The proof is simple; let $F$ be any primitive for $f$. $F\circ g$ is a primitive for $(f\circ g)g'$ so by one of the fundamental theorems of calculus we get the LHS to (exist and equal) $F(g(b))-F(g(a))$ which is precisely the RHS (by the other fundamental theorem of calculus).

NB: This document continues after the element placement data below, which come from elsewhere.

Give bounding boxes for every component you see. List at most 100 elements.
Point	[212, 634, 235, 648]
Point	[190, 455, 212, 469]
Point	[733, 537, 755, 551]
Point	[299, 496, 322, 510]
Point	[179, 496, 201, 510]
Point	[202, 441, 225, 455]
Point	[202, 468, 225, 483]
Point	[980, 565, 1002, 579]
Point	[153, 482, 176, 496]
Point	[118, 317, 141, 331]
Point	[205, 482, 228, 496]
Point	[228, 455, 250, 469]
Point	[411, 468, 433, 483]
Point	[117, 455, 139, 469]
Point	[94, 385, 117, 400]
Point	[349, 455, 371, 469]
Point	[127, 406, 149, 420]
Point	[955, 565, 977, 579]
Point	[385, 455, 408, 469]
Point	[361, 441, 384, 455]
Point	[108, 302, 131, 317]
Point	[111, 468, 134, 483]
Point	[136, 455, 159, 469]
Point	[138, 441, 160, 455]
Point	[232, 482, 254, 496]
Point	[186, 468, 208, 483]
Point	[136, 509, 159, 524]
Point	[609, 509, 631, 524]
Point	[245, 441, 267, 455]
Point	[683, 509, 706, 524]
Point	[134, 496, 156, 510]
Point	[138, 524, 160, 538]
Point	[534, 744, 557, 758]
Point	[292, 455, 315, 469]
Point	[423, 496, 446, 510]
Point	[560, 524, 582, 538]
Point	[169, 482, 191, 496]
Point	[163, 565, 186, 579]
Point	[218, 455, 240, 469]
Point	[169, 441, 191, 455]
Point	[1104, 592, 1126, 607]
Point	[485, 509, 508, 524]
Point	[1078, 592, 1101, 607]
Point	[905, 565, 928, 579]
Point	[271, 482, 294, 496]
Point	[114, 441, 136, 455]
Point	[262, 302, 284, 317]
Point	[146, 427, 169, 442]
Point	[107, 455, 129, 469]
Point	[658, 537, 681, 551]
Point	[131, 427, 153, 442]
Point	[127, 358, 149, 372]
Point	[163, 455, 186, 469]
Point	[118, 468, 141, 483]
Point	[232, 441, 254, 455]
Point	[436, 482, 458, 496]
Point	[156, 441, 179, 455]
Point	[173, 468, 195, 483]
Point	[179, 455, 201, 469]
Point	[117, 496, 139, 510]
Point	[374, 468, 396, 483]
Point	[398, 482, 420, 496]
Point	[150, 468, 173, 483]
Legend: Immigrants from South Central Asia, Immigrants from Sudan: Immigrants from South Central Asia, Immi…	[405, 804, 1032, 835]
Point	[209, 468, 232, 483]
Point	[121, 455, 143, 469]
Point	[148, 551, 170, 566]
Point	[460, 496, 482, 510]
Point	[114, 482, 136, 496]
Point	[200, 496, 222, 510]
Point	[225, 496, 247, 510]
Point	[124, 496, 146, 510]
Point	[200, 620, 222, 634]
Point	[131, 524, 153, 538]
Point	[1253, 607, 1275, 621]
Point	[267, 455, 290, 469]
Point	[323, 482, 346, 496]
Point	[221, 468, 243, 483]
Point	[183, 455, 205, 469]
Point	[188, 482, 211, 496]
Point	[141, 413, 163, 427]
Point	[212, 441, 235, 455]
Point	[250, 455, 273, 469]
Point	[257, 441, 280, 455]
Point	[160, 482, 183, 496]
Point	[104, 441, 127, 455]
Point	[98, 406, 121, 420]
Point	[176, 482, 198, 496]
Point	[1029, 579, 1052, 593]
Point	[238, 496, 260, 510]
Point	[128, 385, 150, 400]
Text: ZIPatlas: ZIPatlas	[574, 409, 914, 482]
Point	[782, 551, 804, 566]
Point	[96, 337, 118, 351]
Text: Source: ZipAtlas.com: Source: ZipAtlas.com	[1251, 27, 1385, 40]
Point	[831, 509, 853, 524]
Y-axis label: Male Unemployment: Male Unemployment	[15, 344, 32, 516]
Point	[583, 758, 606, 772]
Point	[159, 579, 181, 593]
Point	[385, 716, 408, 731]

Note $(1)$: We don't always use $u$-substitution quite in the way given by the above. If we recognise our integrand as of the form $(f\circ g)g'$ then by "letting $u=g(x)$", all is well. But, it is very common to instead have an integrand just of the form "$f$" and we let $u=g(x)$... and actually we try to invert this. Stronger hypotheses are needed in that case, namely that $g$ is invertible and its inverse is (i) differentiable (ii) $(f\circ g^{-1})(g^{-1})'$ is Riemann integrable. Things can easily go wrong, for instance it is not so uncommon for students to do something like this:

$$\frac{2}{3}=\int_{-1}^1x^2\,\mathrm{d}x\overset{u=x^2}{\underset{???}{=}}\int_0^1\frac{1}{2}\sqrt{u}\,\mathrm{d}u=\frac{1}{3}$$

Note $(2)$: to extend this in general to Lebesgue integration (taking $f$ to be Lebesgue but not Riemann integrable, e.g.) is subtle. There is a change-of-variables formula similar to this: $$\int_{[a,b]}(f\circ g)|g'|=\int_{g([a,b])}f$$In the instance that $g$ is $C^1$ with nonvanishing derivative and $f$ is in $L^1$. Note the absolute value $|g'|$; Lebesgue integrals don't have the same orientation concerns that Riemann integrals do. However there are also Lebesgue-integral forms of the classical FTC (see Rudin):

$$f(b)-f(a)=\int_{[a,b]}f'$$Either when: (i) $f$ is absolutely continuous (thus $f'$ exists a.e.) and (ii) $f'$ is in $L^1[a,b]$ or when: (i) $f$ is differentiable everywhere and (ii) $f'$ is in $L^1[a,b]$

Working with this, we recover the Riemann change of variables formula: $$\int_a^b(f\circ g)g'=\int_{g(a)}^{g(b)}f$$If in your situation we have that $f$ and $(f\circ g)g'$ are both in $L^1$ and either: (i) $g$ is absolutely continuous and $f$ has an absolutely continuous (a.e.)-antiderivative or (ii): $f$ has an (everywhere-)antiderivative and $g$ is differentiable everywhere.